TW
2

Lo que ocurre en este país parece una broma de mal gusto. Se quejan en la Comunidad Valenciana de que el Estado impone multas de doce mil euros a agricultores que contratan a extranjeros para sus cosechas, aparentemente con todos los papeles en regla. Pero resulta que algunos son irregulares y falsifican su identidad y su documentación. Según la ley vigente, al estafador (el inmigrante) se le da una palmadita en la espalda y que continúe buscándose la vida, mientras al contratador engañado se le adjudica una multa del copón. Seguramente no serán las cosas así de simples, pero si hemos de creer al empresario, esto es un despropósito.
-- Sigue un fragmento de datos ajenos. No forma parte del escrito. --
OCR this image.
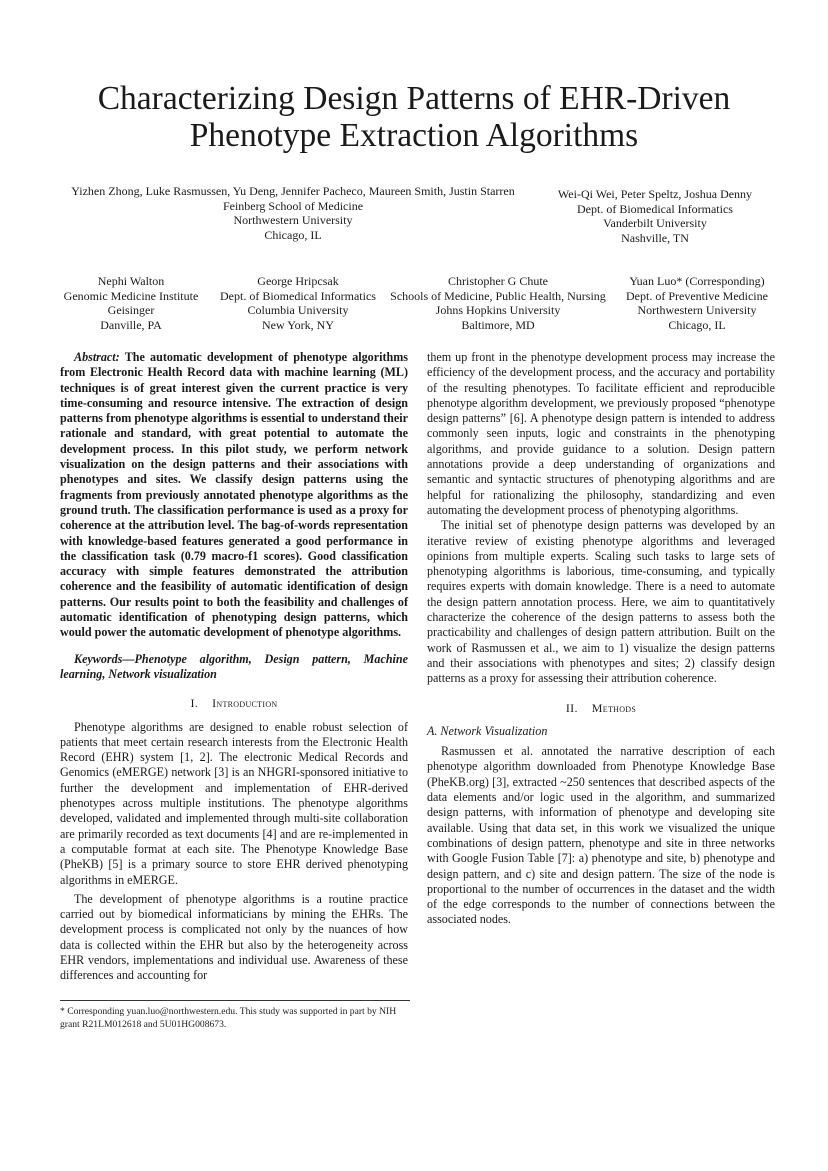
Characterizing Design Patterns of EHR-Driven
Phenotype Extraction Algorithms
Yizhen Zhong, Luke Rasmussen, Yu Deng, Jennifer Pacheco, Maureen Smith, Justin Starren
Feinberg School of Medicine
Northwestern University
Chicago, IL
Wei-Qi Wei, Peter Speltz, Joshua Denny
Dept. of Biomedical Informatics
Vanderbilt University
Nashville, TN
Nephi Walton
Genomic Medicine Institute
Geisinger
Danville, PA
George Hripcsak
Dept. of Biomedical Informatics
Columbia University
New York, NY
Christopher G Chute
Schools of Medicine, Public Health, Nursing
Johns Hopkins University
Baltimore, MD
Yuan Luo* (Corresponding)
Dept. of Preventive Medicine
Northwestern University
Chicago, IL

Abstract: The automatic development of phenotype algorithms from Electronic Health Record data with machine learning (ML) techniques is of great interest given the current practice is very time-consuming and resource intensive. The extraction of design patterns from phenotype algorithms is essential to understand their rationale and standard, with great potential to automate the development process. In this pilot study, we perform network visualization on the design patterns and their associations with phenotypes and sites. We classify design patterns using the fragments from previously annotated phenotype algorithms as the ground truth. The classification performance is used as a proxy for coherence at the attribution level. The bag-of-words representation with knowledge-based features generated a good performance in the classification task (0.79 macro-f1 scores). Good classification accuracy with simple features demonstrated the attribution coherence and the feasibility of automatic identification of design patterns. Our results point to both the feasibility and challenges of automatic identification of phenotyping design patterns, which would power the automatic development of phenotype algorithms.

Keywords—Phenotype algorithm, Design pattern, Machine learning, Network visualization

I. Introduction

Phenotype algorithms are designed to enable robust selection of patients that meet certain research interests from the Electronic Health Record (EHR) system [1, 2]. The electronic Medical Records and Genomics (eMERGE) network [3] is an NHGRI-sponsored initiative to further the development and implementation of EHR-derived phenotypes across multiple institutions. The phenotype algorithms developed, validated and implemented through multi-site collaboration are primarily recorded as text documents [4] and are re-implemented in a computable format at each site. The Phenotype Knowledge Base (PheKB) [5] is a primary source to store EHR derived phenotyping algorithms in eMERGE.

The development of phenotype algorithms is a routine practice carried out by biomedical informaticians by mining the EHRs. The development process is complicated not only by the nuances of how data is collected within the EHR but also by the heterogeneity across EHR vendors, implementations and individual use. Awareness of these differences and accounting for

them up front in the phenotype development process may increase the efficiency of the development process, and the accuracy and portability of the resulting phenotypes. To facilitate efficient and reproducible phenotype algorithm development, we previously proposed “phenotype design patterns” [6]. A phenotype design pattern is intended to address commonly seen inputs, logic and constraints in the phenotyping algorithms, and provide guidance to a solution. Design pattern annotations provide a deep understanding of organizations and semantic and syntactic structures of phenotyping algorithms and are helpful for rationalizing the philosophy, standardizing and even automating the development process of phenotyping algorithms.

The initial set of phenotype design patterns was developed by an iterative review of existing phenotype algorithms and leveraged opinions from multiple experts. Scaling such tasks to large sets of phenotyping algorithms is laborious, time-consuming, and typically requires experts with domain knowledge. There is a need to automate the design pattern annotation process. Here, we aim to quantitatively characterize the coherence of the design patterns to assess both the practicability and challenges of design pattern attribution. Built on the work of Rasmussen et al., we aim to 1) visualize the design patterns and their associations with phenotypes and sites; 2) classify design patterns as a proxy for assessing their attribution coherence.

II. Methods

A. Network Visualization

Rasmussen et al. annotated the narrative description of each phenotype algorithm downloaded from Phenotype Knowledge Base (PheKB.org) [3], extracted ~250 sentences that described aspects of the data elements and/or logic used in the algorithm, and summarized design patterns, with information of phenotype and developing site available. Using that data set, in this work we visualized the unique combinations of design pattern, phenotype and site in three networks with Google Fusion Table [7]: a) phenotype and site, b) phenotype and design pattern, and c) site and design pattern. The size of the node is proportional to the number of occurrences in the dataset and the width of the edge corresponds to the number of connections between the associated nodes.

* Corresponding yuan.luo@northwestern.edu. This study was supported in part by NIH grant R21LM012618 and 5U01HG008673.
Con razón alegan que si el Estado permite que estas miles de personas permanezcan en suelo español ante la vista gorda de las autoridades, también debería permitírseles trabajar y funcionar como cualquier otro ciudadano. Más en zonas del país donde resulta complicadísimo conseguir mano de obra para determinados empleos y mientras las listas de demandantes revientan con tres millones de personas que no están dispuestas a hacer según qué trabajos. Una locura y una irresponsabilidad en una nación que es una potencia agrícola y que, poco a poco, va permitiendo que el campo se muera, porque los payeses se hacen mayores, los jóvenes no quieren saber nada de la tierra y el esfuerzo que requiere y la mano de obra que abunda está vetada porque carece de permiso. Al mismo tiempo, miles y miles de españoles cruzan estos días la frontera francesa para participar en la vendimia del sector vinícola y ¿por qué allí no tienen reparos para agacharse y currar de sol a sol? Porque se paga muy bien. Ahí está el dilema, me temo. Si en Francia el campo es atractivo, ¿por qué aquí no?